Assistant House GOP Leader Rep. Ellie Espling’s bill allows Maine seniors to stay in their homes as they grow older
Augusta – A bill seeking to increase the reimbursement rates for those who provide home-based, community based healthcare services for Maine’s elderly has gained unanimous approval from the Health and Human Services Committee.
The current Medicaid reimbursement rate has not been increased in 15 years and stands at $15.00 for personal support services. Meaning workers only average around $10.10 an hour. This makes it nearly impossible to keep qualified staff when the hourly rate is so low.
LD 886 “Resolve, Directing the Department of Health and Human Services To Increase Reimbursement Rates for Home-based and Community-based Services” was carried over from the first session as HHS Committee members were presented a study reviewing the rates for personal care and related services prior to the vote.
“Finding a way to make sure our loved ones can remain in their home as they age is essential to sustaining our long term care system. Home is where these folks want to be,” said Rep. Ellie Espling of New Gloucester. “Time and again, studies have shown that home based care yields better results for elder adults as they enter their golden years. It keeps them healthier, both physically and mentally. It also is far less expensive for the Maine taxpayer than paying for an institutional setting.”
The low reimbursement rates have led to some providers having to close their doors. Last July, MAS Home Care, who served roughly 1,000 Maine Medicaid recipients, stopped serving clients in Maine citing “MaineCare reimbursement rates for home care agencies” as the reason.
“The reimbursement rate for home based care services has not been increased in more than fifteen years,” continued Rep. Espling. “In that time, nearly every cost that agencies must pay in order to provide home based care has increased. This has resulted in a freeze, or near freeze, in wages. We are always making difficult choices about our state budget. But if one of our goals is to protect our elder adults, properly funding home based care should be a very easy decision for us to make.”
Other providers told HHS committee members how these low reimbursement rates make it difficult to keep qualified staff.

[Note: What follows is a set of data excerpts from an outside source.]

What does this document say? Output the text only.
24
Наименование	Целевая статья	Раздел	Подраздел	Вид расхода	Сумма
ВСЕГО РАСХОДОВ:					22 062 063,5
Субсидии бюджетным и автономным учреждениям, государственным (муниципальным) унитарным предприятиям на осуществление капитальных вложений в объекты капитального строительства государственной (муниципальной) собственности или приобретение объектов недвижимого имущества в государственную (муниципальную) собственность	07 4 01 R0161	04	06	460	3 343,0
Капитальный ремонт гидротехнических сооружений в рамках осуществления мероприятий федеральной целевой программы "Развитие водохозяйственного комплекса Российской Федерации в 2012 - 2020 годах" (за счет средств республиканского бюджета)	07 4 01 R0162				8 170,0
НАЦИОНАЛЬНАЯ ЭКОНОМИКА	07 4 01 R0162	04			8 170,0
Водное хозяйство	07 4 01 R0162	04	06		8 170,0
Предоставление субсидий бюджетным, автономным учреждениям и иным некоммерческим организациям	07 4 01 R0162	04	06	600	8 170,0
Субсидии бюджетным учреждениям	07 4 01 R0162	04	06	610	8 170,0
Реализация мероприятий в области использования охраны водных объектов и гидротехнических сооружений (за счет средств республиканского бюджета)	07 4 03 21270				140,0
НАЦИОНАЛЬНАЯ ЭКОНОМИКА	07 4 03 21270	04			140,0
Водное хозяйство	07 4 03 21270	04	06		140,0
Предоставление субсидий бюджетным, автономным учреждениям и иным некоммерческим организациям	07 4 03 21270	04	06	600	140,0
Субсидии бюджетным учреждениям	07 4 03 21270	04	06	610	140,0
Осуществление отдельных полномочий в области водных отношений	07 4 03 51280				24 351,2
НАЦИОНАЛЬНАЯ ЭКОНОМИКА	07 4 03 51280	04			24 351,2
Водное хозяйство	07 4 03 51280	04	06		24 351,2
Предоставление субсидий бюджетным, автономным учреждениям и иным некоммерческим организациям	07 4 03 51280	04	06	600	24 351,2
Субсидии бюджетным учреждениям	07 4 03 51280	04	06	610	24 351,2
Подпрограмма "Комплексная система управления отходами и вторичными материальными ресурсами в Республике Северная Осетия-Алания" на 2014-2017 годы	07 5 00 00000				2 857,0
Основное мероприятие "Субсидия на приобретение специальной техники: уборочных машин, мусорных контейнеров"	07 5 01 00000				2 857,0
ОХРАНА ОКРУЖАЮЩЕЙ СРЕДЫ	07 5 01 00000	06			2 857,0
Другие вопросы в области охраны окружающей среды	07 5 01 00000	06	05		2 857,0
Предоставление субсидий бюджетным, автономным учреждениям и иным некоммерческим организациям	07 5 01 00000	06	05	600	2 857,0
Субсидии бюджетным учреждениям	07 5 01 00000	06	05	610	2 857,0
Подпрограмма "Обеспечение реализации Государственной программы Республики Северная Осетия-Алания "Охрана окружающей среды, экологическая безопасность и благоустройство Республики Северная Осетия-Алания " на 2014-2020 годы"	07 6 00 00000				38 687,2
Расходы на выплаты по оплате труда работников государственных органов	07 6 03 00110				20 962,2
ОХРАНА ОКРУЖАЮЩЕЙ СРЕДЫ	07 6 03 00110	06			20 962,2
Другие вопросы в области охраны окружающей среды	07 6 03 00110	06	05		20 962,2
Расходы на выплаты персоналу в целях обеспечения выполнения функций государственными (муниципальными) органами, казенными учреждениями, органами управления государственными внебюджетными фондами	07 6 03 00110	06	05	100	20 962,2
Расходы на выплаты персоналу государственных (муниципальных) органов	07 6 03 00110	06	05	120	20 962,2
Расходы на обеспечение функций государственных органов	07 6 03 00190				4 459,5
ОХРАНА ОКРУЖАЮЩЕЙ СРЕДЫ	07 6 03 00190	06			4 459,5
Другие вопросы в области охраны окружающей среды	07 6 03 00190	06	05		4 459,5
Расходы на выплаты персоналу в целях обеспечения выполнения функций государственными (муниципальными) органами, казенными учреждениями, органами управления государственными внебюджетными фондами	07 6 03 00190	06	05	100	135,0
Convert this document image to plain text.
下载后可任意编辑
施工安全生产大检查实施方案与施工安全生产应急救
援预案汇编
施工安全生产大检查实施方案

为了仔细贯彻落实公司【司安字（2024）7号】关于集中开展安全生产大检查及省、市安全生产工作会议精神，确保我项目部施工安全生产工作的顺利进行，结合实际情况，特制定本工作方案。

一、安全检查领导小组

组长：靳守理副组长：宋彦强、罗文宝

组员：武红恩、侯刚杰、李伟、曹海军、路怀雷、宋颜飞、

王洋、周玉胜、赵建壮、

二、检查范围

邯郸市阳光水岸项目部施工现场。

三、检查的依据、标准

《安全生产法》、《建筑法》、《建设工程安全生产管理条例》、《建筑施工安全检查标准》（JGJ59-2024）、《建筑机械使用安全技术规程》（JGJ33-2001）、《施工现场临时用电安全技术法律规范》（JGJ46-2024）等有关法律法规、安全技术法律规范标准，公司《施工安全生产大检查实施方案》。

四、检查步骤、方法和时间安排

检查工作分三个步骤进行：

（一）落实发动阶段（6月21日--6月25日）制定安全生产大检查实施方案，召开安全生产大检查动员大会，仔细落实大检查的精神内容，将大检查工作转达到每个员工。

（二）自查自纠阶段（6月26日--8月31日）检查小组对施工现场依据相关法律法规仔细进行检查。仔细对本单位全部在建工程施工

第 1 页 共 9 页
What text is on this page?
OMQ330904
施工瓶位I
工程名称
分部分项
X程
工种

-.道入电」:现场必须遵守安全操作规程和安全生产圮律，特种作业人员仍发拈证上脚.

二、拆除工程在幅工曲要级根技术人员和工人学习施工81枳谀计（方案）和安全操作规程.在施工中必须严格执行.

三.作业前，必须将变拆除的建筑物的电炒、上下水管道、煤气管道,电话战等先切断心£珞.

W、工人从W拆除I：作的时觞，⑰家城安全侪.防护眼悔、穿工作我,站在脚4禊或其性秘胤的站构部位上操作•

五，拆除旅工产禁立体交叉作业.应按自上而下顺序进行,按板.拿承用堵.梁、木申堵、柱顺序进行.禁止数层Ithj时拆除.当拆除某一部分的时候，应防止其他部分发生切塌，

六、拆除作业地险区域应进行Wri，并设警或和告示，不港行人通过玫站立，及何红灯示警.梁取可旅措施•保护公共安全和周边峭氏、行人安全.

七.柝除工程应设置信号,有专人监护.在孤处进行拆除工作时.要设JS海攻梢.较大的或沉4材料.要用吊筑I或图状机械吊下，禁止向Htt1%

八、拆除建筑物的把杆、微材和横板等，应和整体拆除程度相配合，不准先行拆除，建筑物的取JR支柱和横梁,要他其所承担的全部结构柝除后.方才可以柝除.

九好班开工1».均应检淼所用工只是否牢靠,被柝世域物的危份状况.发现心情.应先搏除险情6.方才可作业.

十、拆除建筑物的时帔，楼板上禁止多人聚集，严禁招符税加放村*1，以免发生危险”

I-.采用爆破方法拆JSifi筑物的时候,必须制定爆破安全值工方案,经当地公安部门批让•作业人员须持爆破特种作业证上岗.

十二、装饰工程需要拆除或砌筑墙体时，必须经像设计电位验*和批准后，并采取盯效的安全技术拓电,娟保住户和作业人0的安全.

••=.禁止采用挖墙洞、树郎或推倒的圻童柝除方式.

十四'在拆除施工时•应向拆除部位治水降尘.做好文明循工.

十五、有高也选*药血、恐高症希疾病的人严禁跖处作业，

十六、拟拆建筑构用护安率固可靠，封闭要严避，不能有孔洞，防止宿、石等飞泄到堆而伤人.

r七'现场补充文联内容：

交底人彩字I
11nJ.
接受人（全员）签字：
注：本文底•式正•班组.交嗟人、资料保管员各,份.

“The yearly turnover rate for our agency right now is 50%,” said Molly Baldwin, CEO at Home Care For Maine. “Our workers leave our agency for fulltime jobs with benefits almost daily. I can only imagine what the turnover rate will be once Walmart and McDonald s start to offer livable wages as we have all heard in the news.”
The bill will move on to the House for a vote.
This bill is just more proof of how far the Maine Department of Health and Human Services has come under the direction of Commissioner Mary Mayhew, from managing from crisis to crisis at DHHS to now looking at improving on and prioritizing services already offered. We must be cautious of proposals such as expanding Medicaid which will certainly put the department back into crisis management mode.